Lexikon

Begriff: Brandschutz

Auch mit strengsten Brandschutzvorkehrungen kann die Entstehung eines Brandes nie vollständig ausgeschlossen werden, wenn folgende drei Ausgangsbedingungen vorhanden sind:

  • ein brennbarer Baustoff
  • ein Oxidationsmittel und
  • eine hohe Temperatur.

Brände können daher in jeder Entwicklungsphase eines Gebäudes entstehen:

  • in der Bauphase (z.B. beim Verschweißen von Dachbahnen),
  • bei der Nutzung (z.B. durch Kurzschlüsse oder durch unsachgemäßen Umgang mit Feuer),
  • bei Reparaturen (z.B. durch Schweißarbeiten) und
  • beim Abbruch (z.B. durch Arbeiten mit Trennschleifern).


Prävention durch vorbeugenden (baulichen) Brandschutz und abwehrenden (organisatorischen und betrieblichen) Brandschutz

Um bei baulichen Anlagen ein Höchstmaß an Sicherheit zu gewährleisten, ist es wichtig, schon bei der Planung und Genehmigung eines Gebäudes darauf zu achten, dass ein Brand möglichst schwer entstehen kann und dass im Brandfall alle Vorkehrungen getroffen sind, um Leib und Leben der betroffenen Bewohner/innen und Nutzer/innen des Gebäudes zu schützen.
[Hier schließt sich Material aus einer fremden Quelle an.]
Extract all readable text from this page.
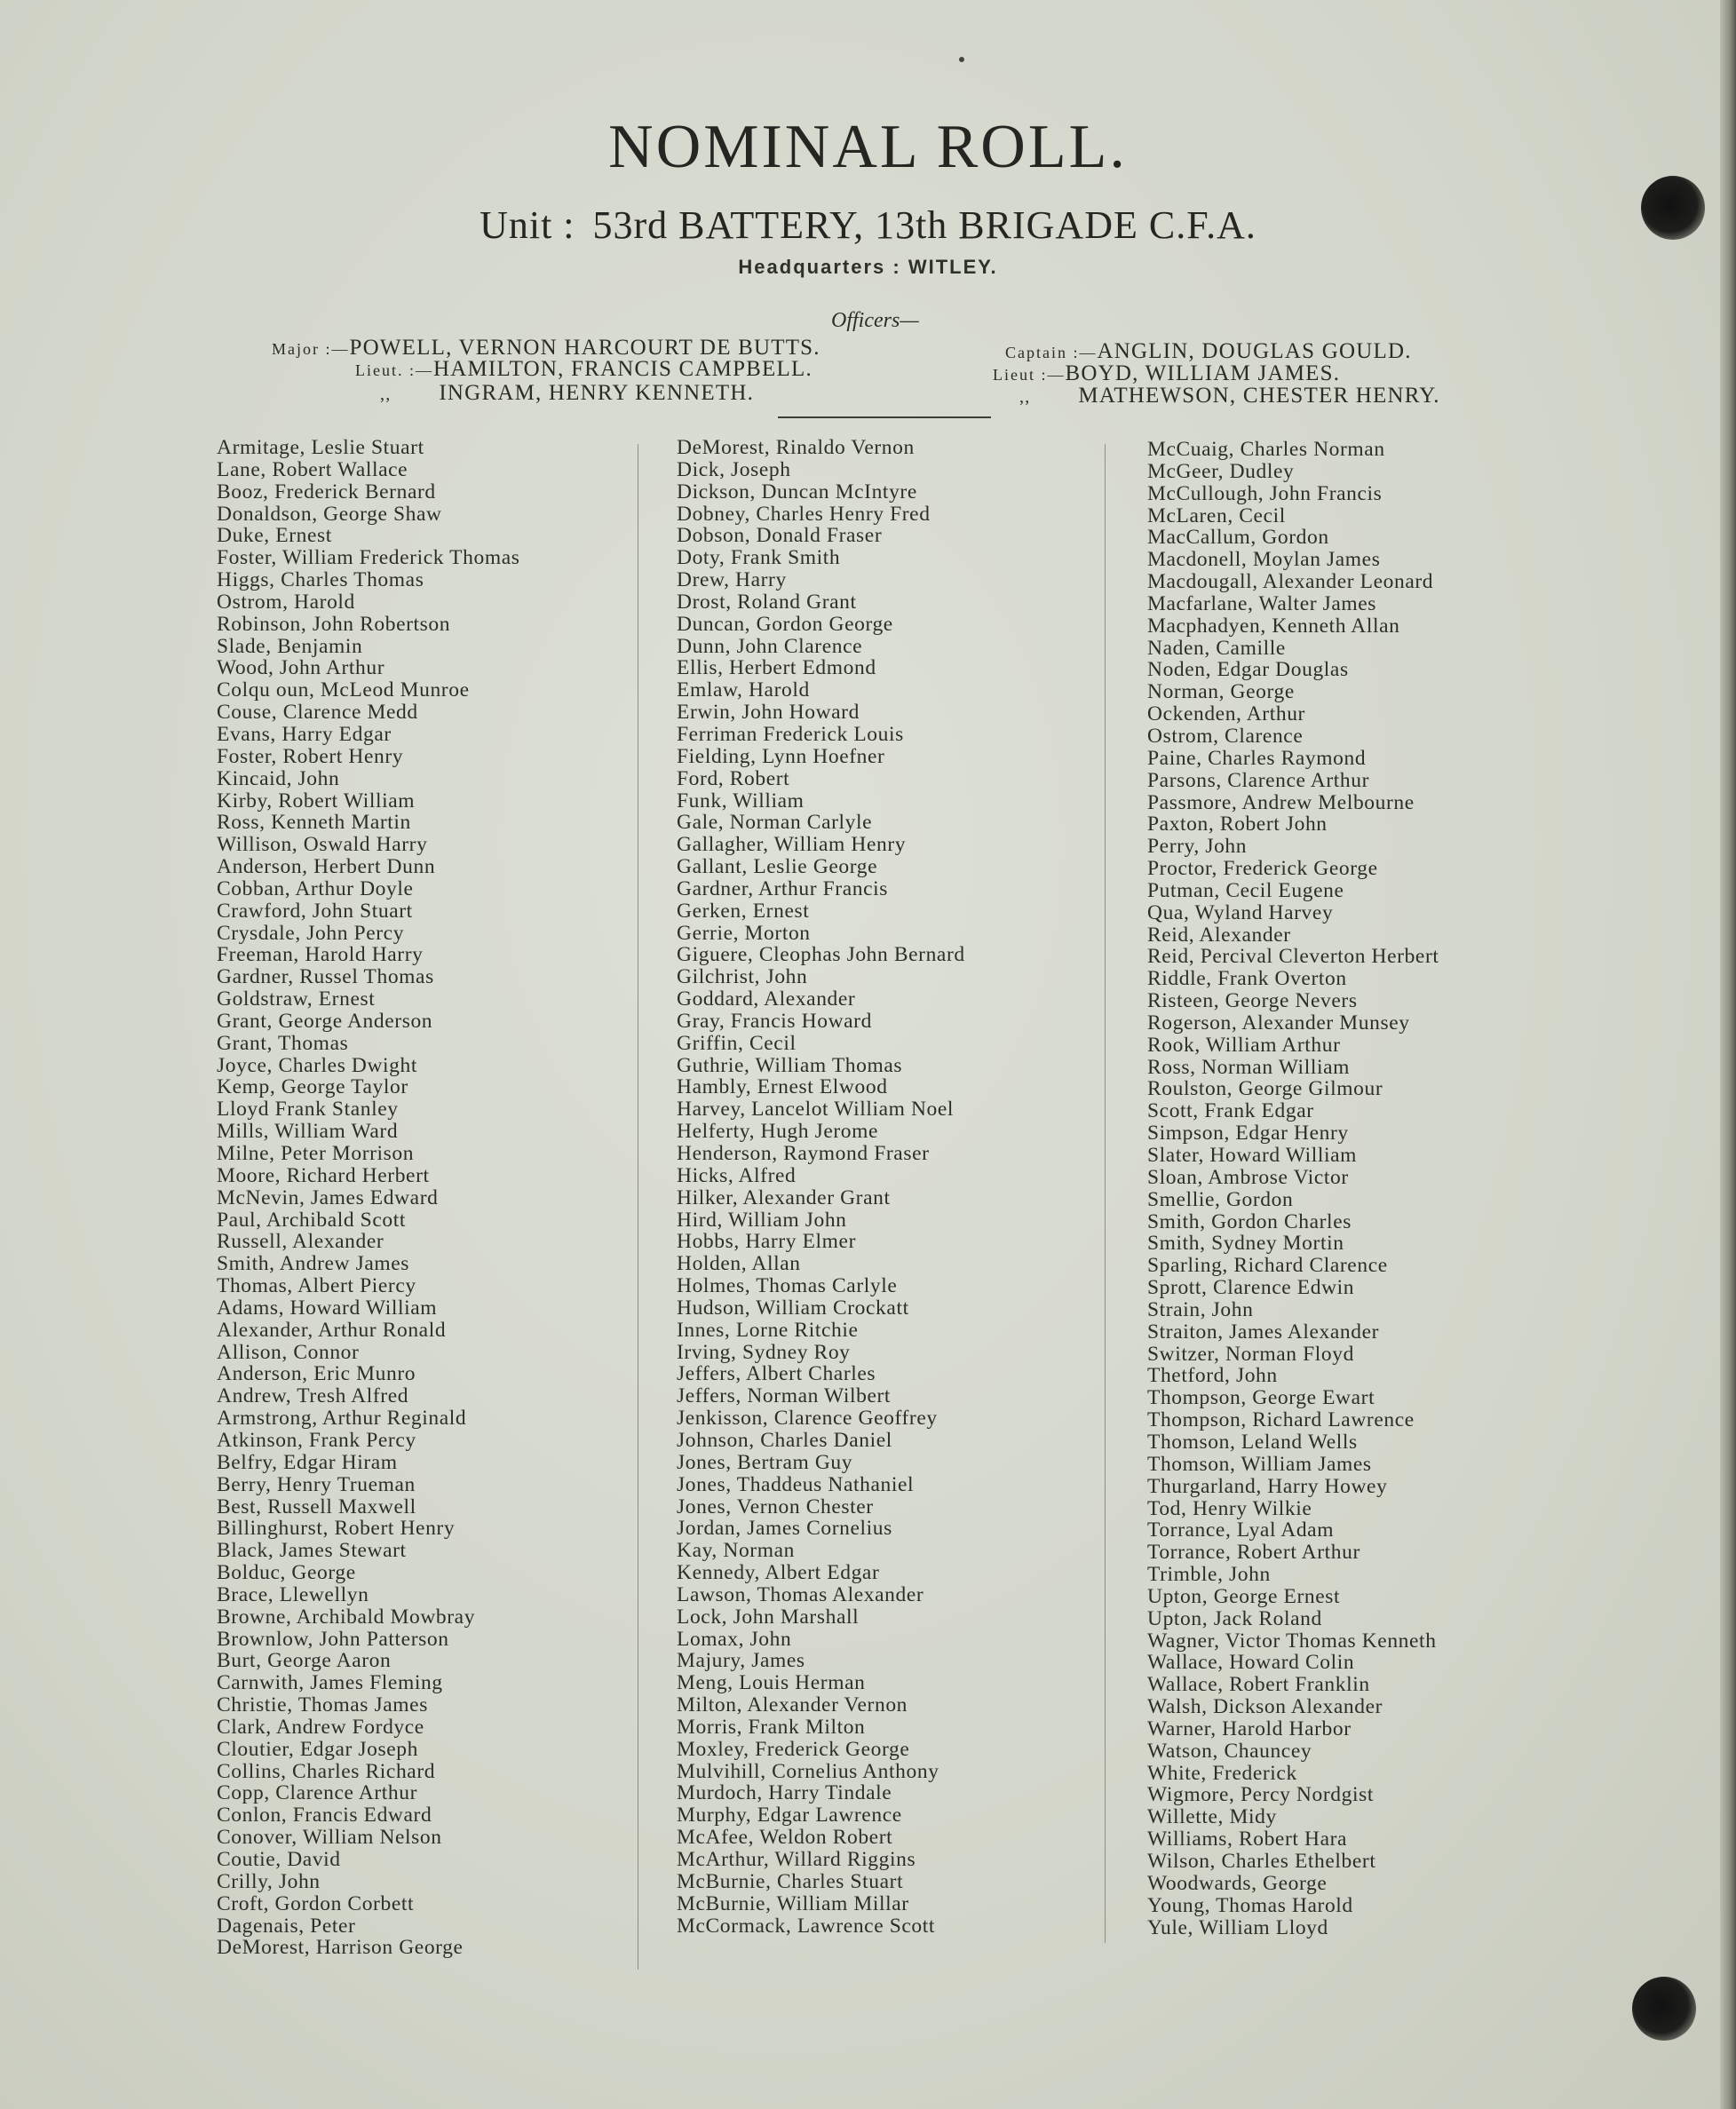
NOMINAL ROLL.
Unit : 53rd BATTERY, 13th BRIGADE C.F.A.
Headquarters : WITLEY.
Officers—
Major :—POWELL, VERNON HARCOURT DE BUTTS.
Lieut. :—HAMILTON, FRANCIS CAMPBELL.
,, INGRAM, HENRY KENNETH.
Captain :—ANGLIN, DOUGLAS GOULD.
Lieut :—BOYD, WILLIAM JAMES.
,, MATHEWSON, CHESTER HENRY.
Armitage, Leslie Stuart
Lane, Robert Wallace
Booz, Frederick Bernard
Donaldson, George Shaw
Duke, Ernest
Foster, William Frederick Thomas
Higgs, Charles Thomas
Ostrom, Harold
Robinson, John Robertson
Slade, Benjamin
Wood, John Arthur
Colqu oun, McLeod Munroe
Couse, Clarence Medd
Evans, Harry Edgar
Foster, Robert Henry
Kincaid, John
Kirby, Robert William
Ross, Kenneth Martin
Willison, Oswald Harry
Anderson, Herbert Dunn
Cobban, Arthur Doyle
Crawford, John Stuart
Crysdale, John Percy
Freeman, Harold Harry
Gardner, Russel Thomas
Goldstraw, Ernest
Grant, George Anderson
Grant, Thomas
Joyce, Charles Dwight
Kemp, George Taylor
Lloyd Frank Stanley
Mills, William Ward
Milne, Peter Morrison
Moore, Richard Herbert
McNevin, James Edward
Paul, Archibald Scott
Russell, Alexander
Smith, Andrew James
Thomas, Albert Piercy
Adams, Howard William
Alexander, Arthur Ronald
Allison, Connor
Anderson, Eric Munro
Andrew, Tresh Alfred
Armstrong, Arthur Reginald
Atkinson, Frank Percy
Belfry, Edgar Hiram
Berry, Henry Trueman
Best, Russell Maxwell
Billinghurst, Robert Henry
Black, James Stewart
Bolduc, George
Brace, Llewellyn
Browne, Archibald Mowbray
Brownlow, John Patterson
Burt, George Aaron
Carnwith, James Fleming
Christie, Thomas James
Clark, Andrew Fordyce
Cloutier, Edgar Joseph
Collins, Charles Richard
Copp, Clarence Arthur
Conlon, Francis Edward
Conover, William Nelson
Coutie, David
Crilly, John
Croft, Gordon Corbett
Dagenais, Peter
DeMorest, Harrison George
DeMorest, Rinaldo Vernon
Dick, Joseph
Dickson, Duncan McIntyre
Dobney, Charles Henry Fred
Dobson, Donald Fraser
Doty, Frank Smith
Drew, Harry
Drost, Roland Grant
Duncan, Gordon George
Dunn, John Clarence
Ellis, Herbert Edmond
Emlaw, Harold
Erwin, John Howard
Ferriman Frederick Louis
Fielding, Lynn Hoefner
Ford, Robert
Funk, William
Gale, Norman Carlyle
Gallagher, William Henry
Gallant, Leslie George
Gardner, Arthur Francis
Gerken, Ernest
Gerrie, Morton
Giguere, Cleophas John Bernard
Gilchrist, John
Goddard, Alexander
Gray, Francis Howard
Griffin, Cecil
Guthrie, William Thomas
Hambly, Ernest Elwood
Harvey, Lancelot William Noel
Helferty, Hugh Jerome
Henderson, Raymond Fraser
Hicks, Alfred
Hilker, Alexander Grant
Hird, William John
Hobbs, Harry Elmer
Holden, Allan
Holmes, Thomas Carlyle
Hudson, William Crockatt
Innes, Lorne Ritchie
Irving, Sydney Roy
Jeffers, Albert Charles
Jeffers, Norman Wilbert
Jenkisson, Clarence Geoffrey
Johnson, Charles Daniel
Jones, Bertram Guy
Jones, Thaddeus Nathaniel
Jones, Vernon Chester
Jordan, James Cornelius
Kay, Norman
Kennedy, Albert Edgar
Lawson, Thomas Alexander
Lock, John Marshall
Lomax, John
Majury, James
Meng, Louis Herman
Milton, Alexander Vernon
Morris, Frank Milton
Moxley, Frederick George
Mulvihill, Cornelius Anthony
Murdoch, Harry Tindale
Murphy, Edgar Lawrence
McAfee, Weldon Robert
McArthur, Willard Riggins
McBurnie, Charles Stuart
McBurnie, William Millar
McCormack, Lawrence Scott
McCuaig, Charles Norman
McGeer, Dudley
McCullough, John Francis
McLaren, Cecil
MacCallum, Gordon
Macdonell, Moylan James
Macdougall, Alexander Leonard
Macfarlane, Walter James
Macphadyen, Kenneth Allan
Naden, Camille
Noden, Edgar Douglas
Norman, George
Ockenden, Arthur
Ostrom, Clarence
Paine, Charles Raymond
Parsons, Clarence Arthur
Passmore, Andrew Melbourne
Paxton, Robert John
Perry, John
Proctor, Frederick George
Putman, Cecil Eugene
Qua, Wyland Harvey
Reid, Alexander
Reid, Percival Cleverton Herbert
Riddle, Frank Overton
Risteen, George Nevers
Rogerson, Alexander Munsey
Rook, William Arthur
Ross, Norman William
Roulston, George Gilmour
Scott, Frank Edgar
Simpson, Edgar Henry
Slater, Howard William
Sloan, Ambrose Victor
Smellie, Gordon
Smith, Gordon Charles
Smith, Sydney Mortin
Sparling, Richard Clarence
Sprott, Clarence Edwin
Strain, John
Straiton, James Alexander
Switzer, Norman Floyd
Thetford, John
Thompson, George Ewart
Thompson, Richard Lawrence
Thomson, Leland Wells
Thomson, William James
Thurgarland, Harry Howey
Tod, Henry Wilkie
Torrance, Lyal Adam
Torrance, Robert Arthur
Trimble, John
Upton, George Ernest
Upton, Jack Roland
Wagner, Victor Thomas Kenneth
Wallace, Howard Colin
Wallace, Robert Franklin
Walsh, Dickson Alexander
Warner, Harold Harbor
Watson, Chauncey
White, Frederick
Wigmore, Percy Nordgist
Willette, Midy
Williams, Robert Hara
Wilson, Charles Ethelbert
Woodwards, George
Young, Thomas Harold
Yule, William Lloyd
Weiterhin gilt es, einer Ausbreitung eines Brandes vorzubeugen und Sach- und Umweltschäden zu minimieren.

Zum vorbeugenden Brandschutz gehören u.a.:

  • Einbau gesicherter Flucht- und Rettungswege (durch Treppenräume, Flure, Fluchttüren),
  • Einteilung des Gebäudes in Brand- bzw. Rauchabschnitte,
  • richtige Auswahl von Baumaterialien (Verringerung der Brandgefahr)
  • geeignete Ausbildung von Bauteilen (Vorkehrung zum Erhalt der Standsicherheit)
  • Einbau von Rauch- und Wärmeabzugsanlagen,
  • Gestaltung von Feuerwehrzufahrten und Löschwasserentnahmestellen,
  • Blitzschutz,
  • Durchführung von Brandverhütungsschauen durch die Brandschutzingenieurinnen /Brandschutzingenieure bzw. - in kreisfreien Städten durch die Berufsfeuerwehr.